L'heure est solennelle. Evan, accompagné de ses parents et de son frère Théo, entre dans la salle d'audience de la cour d'assises avec un grand portrait de sa sœur. Aujourd'hui, la famille d'Axelle Dorier se retrouvera pour la première fois face au conducteur et au passager de la voiture sous laquelle la victime a été traînée sur plus de 800 mètres.
Au pied de la colline de Fourvière, devant la cour d'assises, cette rencontre ne se situe qu'à quelques centaines de mètres du lieu où le corps d'Axelle Dorier a été découvert, dans la nuit du 18 au 19 juillet 2020, par ses frères.
Avant l'entrée des deux prévenus, une centaine de personnes ont pris place. Famille et amis de la victime, avocats, jurés et journalistes.

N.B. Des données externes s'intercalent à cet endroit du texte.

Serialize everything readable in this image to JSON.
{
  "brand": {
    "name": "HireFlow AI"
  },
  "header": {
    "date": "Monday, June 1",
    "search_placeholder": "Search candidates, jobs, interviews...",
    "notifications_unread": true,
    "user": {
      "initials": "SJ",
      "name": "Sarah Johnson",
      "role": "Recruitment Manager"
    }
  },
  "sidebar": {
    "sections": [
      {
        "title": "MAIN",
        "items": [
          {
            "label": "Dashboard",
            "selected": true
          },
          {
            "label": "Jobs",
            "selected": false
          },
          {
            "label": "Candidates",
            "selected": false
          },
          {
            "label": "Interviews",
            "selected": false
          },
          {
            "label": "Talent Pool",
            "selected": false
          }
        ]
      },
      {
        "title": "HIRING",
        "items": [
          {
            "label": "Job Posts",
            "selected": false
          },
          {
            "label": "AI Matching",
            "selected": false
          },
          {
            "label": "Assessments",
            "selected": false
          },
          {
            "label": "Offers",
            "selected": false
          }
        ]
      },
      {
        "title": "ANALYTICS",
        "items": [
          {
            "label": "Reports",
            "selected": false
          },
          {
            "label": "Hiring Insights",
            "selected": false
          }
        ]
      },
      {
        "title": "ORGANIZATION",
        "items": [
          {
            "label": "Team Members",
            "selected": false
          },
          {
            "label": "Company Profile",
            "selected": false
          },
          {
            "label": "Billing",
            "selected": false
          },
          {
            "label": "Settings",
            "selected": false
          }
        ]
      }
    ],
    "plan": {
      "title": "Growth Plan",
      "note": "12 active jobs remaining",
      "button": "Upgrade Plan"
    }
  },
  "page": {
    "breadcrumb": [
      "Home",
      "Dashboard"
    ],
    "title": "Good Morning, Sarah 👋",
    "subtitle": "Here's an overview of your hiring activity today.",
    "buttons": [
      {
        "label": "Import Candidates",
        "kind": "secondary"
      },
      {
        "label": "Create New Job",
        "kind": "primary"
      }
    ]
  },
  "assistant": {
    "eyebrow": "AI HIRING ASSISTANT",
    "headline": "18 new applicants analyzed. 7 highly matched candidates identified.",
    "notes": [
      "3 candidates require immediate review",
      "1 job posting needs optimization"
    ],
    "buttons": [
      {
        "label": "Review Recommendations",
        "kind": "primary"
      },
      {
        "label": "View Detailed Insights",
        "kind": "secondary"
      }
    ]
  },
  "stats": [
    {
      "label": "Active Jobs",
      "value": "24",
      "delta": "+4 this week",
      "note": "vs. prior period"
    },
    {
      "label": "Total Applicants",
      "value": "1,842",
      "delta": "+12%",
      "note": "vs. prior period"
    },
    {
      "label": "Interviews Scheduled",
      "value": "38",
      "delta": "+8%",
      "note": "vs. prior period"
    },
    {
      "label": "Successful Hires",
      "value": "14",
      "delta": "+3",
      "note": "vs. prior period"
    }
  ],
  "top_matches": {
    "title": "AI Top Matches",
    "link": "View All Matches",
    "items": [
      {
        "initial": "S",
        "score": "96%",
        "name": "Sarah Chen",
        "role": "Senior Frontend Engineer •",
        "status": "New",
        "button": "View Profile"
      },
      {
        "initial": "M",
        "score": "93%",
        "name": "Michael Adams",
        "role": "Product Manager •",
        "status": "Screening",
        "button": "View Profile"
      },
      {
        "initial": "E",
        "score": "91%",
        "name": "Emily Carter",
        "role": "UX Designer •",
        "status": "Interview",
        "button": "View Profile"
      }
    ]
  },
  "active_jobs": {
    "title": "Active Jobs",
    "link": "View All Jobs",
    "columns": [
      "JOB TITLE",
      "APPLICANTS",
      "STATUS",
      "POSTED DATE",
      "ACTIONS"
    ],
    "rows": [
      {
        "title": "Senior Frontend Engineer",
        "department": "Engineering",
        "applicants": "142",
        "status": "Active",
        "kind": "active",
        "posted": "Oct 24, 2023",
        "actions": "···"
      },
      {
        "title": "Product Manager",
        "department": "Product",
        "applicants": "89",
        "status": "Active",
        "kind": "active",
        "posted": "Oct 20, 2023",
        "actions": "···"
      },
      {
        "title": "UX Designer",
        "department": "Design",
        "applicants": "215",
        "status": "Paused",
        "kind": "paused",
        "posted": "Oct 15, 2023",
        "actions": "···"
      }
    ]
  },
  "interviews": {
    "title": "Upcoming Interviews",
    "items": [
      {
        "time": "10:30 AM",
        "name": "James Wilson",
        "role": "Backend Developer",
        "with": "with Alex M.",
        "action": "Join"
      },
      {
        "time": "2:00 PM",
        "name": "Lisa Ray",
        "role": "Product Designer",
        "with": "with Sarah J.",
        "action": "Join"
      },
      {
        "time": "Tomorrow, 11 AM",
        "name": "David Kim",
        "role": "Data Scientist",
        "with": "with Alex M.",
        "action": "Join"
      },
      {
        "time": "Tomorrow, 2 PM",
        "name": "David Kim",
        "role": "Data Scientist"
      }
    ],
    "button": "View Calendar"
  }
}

La séance est ouverte. Le président du tribunal Eric Chalbos fait entrer les accusés. Youcef Tebbal, le conducteur, et son cousin Mohamed-Amine Yelloule, passager de la voiture au moment des faits, s'installent sur un banc, derrière leurs avocats respectifs, Me David Metaxas et Me Eric Dumoulin.
Youcef Tebbal est vêtu d'une chemise blanche immaculée, ses cheveux longs sont attachés, sa barbe est courte et son regard scrute la partie de la salle où sont installés avocats et le président du tribunal. Il comparaît pour "violence avec usage ou menace d'une arme ayant entraîné la mort sans intention de la donner". Mohamed-Amine Yelloule porte une chemise bleue marine et les cheveux courts. Il comparaît pour "non assistance à personne en danger".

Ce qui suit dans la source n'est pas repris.